We will try this now with slightly more readable code. Still not ideal, and there's a few niceties left out for simplicity in this lesson, so don't take it as perfection!

Now try it with better code:

 * rewrite the code in `better_python.py` to print, when `newversion` is `True`:

```
1:PRINTING VALUES OF SIN AND COS FOR x IN 1, 2,..., 9

2:0.84 is sin(x), 0.54 is cos(x)
3:0.91 is sin(x), -0.42 is cos(x)
4:0.14 is sin(x), -0.99 is cos(x)
5:-0.76 is sin(x), -0.65 is cos(x)
6:-0.96 is sin(x), 0.28 is cos(x)
7:-0.28 is sin(x), 0.96 is cos(x)
8:0.66 is sin(x), 0.75 is cos(x)
9:0.99 is sin(x), -0.15 is cos(x)
10:0.41 is sin(x), -0.91 is cos(x)
```
 * return to original functionality when `newversion` is `False`

TIP 1: [zip](https://docs.python.org/3/library/functions.html#zip) pairs up items in equal length lists/arrays/etc. and turns them into a series of tuples

TIP 2: the `in` operator can assign N-length tuples on the right to N comma separated variables on the left, e.g.
```python
x = [(1, 3, 1), (4, 2, 9), (1, 0, 10), (9, 18, 1)]
for a, b, c in x:
    print("A+B/C =", a + b / c)
```

# Challenge - Ease of extension
## It is easier to extend good code than PhD funding

So, experiment wildly, which Python is awesome for, but also aim to write for panicking future-you, who wants to get last-minute final chapter stuff added quickly and painlessly...

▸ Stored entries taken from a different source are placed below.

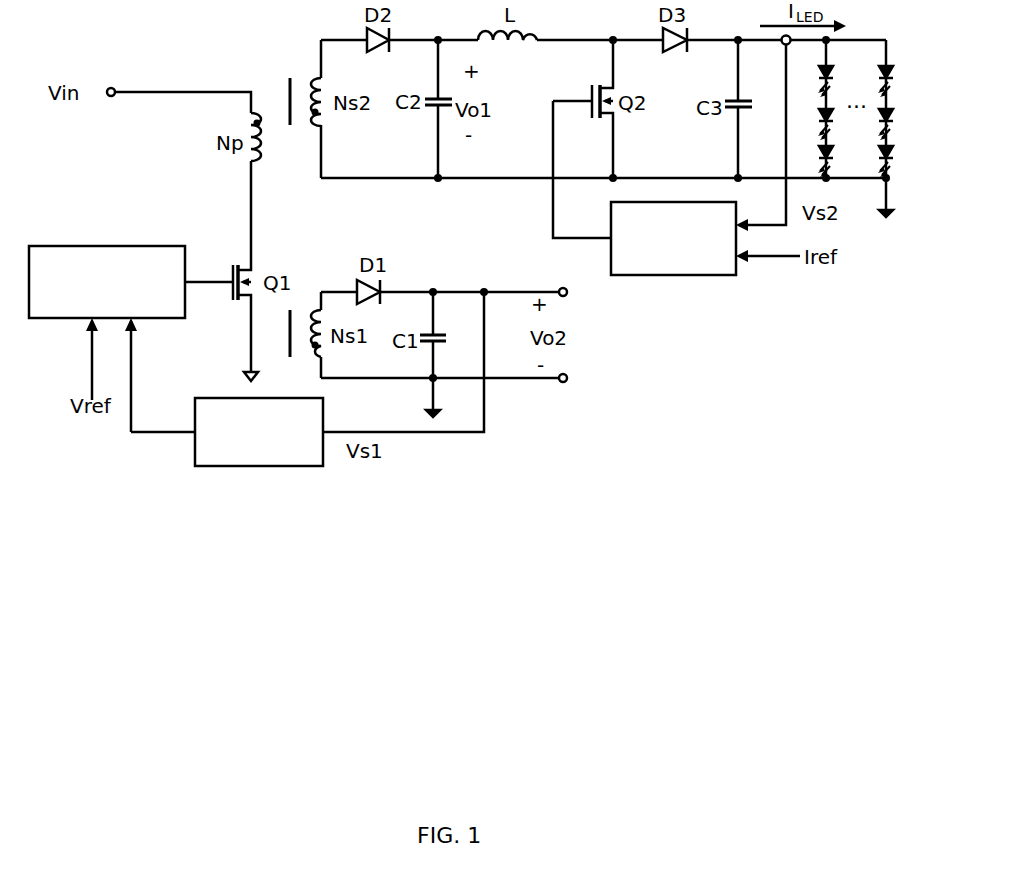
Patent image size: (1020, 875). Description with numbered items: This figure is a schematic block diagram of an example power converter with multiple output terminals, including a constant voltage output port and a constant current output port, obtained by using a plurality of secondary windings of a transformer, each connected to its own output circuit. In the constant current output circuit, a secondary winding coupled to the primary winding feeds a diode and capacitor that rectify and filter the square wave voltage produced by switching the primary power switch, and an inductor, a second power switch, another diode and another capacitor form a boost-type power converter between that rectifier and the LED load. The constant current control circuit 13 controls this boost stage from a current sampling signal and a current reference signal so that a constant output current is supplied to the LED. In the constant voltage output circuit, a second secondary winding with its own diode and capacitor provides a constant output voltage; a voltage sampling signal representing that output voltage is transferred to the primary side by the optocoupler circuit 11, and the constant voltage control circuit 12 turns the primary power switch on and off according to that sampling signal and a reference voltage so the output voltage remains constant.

The optocoupler circuit 11 is at (259, 432).
The constant voltage control circuit 12 is at (107, 282).
The constant current control circuit 13 is at (673, 238).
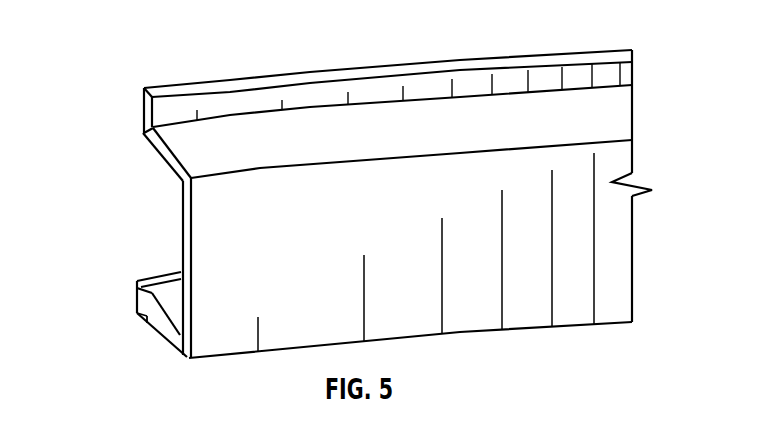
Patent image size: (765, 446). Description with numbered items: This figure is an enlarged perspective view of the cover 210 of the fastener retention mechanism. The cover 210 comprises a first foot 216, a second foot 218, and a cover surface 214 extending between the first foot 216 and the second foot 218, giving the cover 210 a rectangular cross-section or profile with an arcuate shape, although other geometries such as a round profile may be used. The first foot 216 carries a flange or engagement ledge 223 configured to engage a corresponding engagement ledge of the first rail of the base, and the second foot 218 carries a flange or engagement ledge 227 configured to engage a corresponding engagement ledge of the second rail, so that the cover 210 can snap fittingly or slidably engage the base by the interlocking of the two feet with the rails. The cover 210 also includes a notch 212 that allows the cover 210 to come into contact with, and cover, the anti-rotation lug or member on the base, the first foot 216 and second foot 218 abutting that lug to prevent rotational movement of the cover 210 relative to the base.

The cover 210 is at (355, 203).
The notch 212 is at (133, 125).
The cover surface 214 is at (215, 220).
The first foot 216 is at (268, 77).
The second foot 218 is at (137, 317).
The flange or engagement ledge 223 is at (385, 88).
The flange or engagement ledge 227 is at (147, 328).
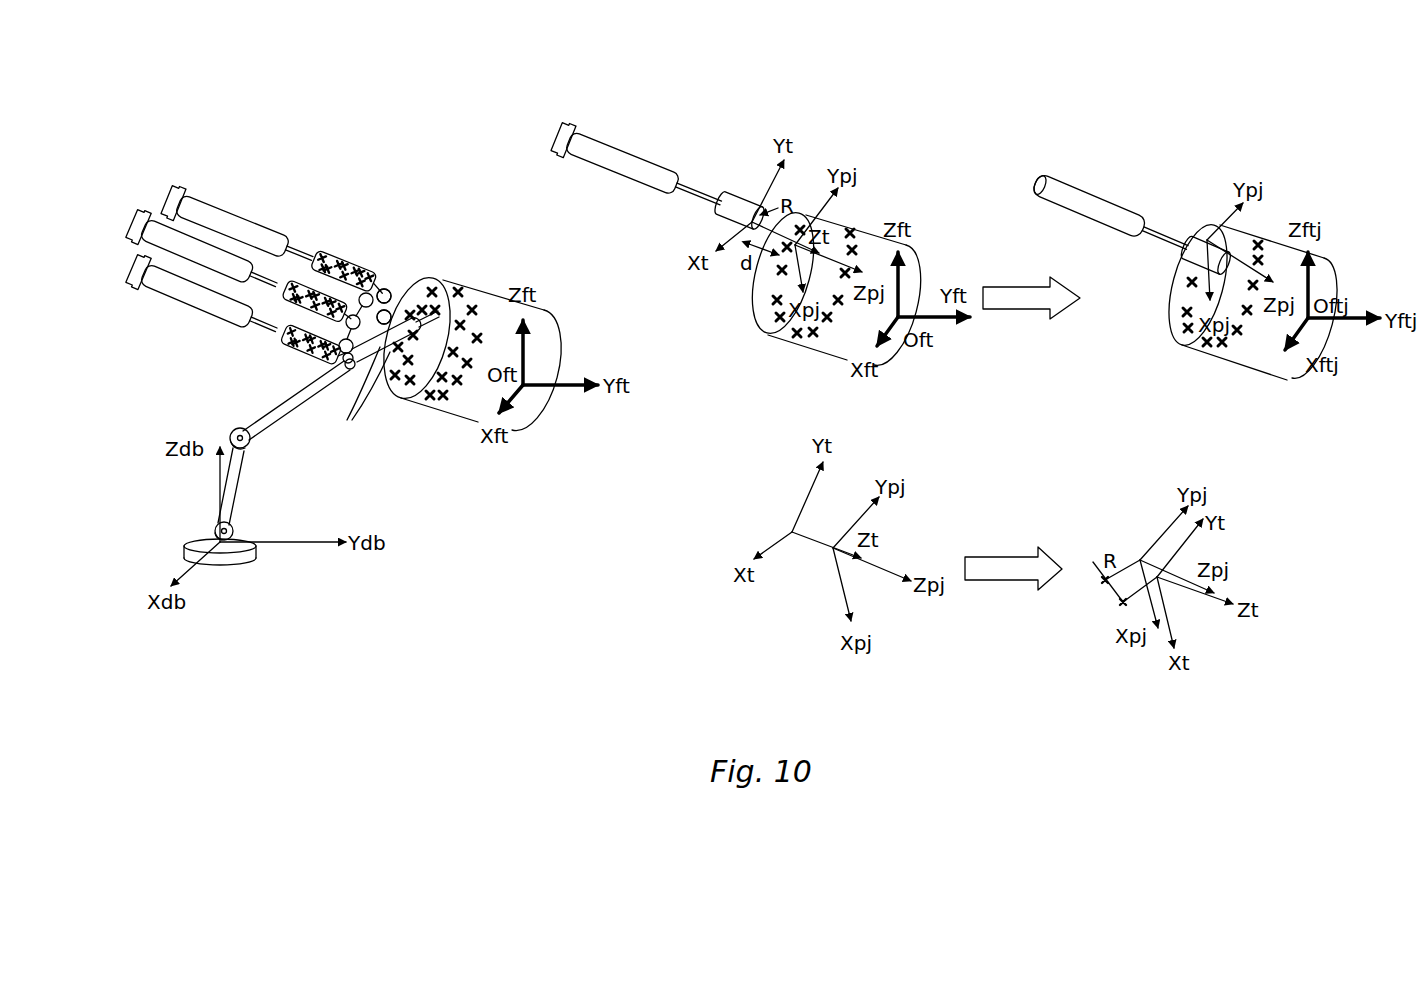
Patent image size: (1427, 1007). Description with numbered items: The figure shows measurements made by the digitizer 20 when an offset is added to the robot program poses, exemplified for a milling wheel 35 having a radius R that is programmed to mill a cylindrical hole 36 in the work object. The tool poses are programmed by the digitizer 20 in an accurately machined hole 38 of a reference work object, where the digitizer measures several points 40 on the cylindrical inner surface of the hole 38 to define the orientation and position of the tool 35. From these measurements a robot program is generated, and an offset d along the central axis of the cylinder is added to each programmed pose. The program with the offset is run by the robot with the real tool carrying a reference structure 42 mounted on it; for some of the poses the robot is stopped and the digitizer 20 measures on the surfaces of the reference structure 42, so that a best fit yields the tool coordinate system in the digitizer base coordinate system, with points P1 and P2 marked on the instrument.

Use `matplotlib` or `bokeh` to add plotting functionality to `better_python.py`. Note that both of them can output to a file (`bokeh` to HTML for interactivity).

Do this whatever way you want - with title, axes labels, interactivity, line colours, separate functionality for newversion on and off (or just when on). Add notes to Etherpad to suggest original ideas for others also, and let us know your method.

# Final Challenge - Combination

Create a system for visualizing the data from the network client. Try to make it flexible, so you can increase or decrease the number of latency tests. Experiment with a few different ways of visualizing the data - explore the matplotlib and bokeh docs. Post anything interesting you find on Etherpad!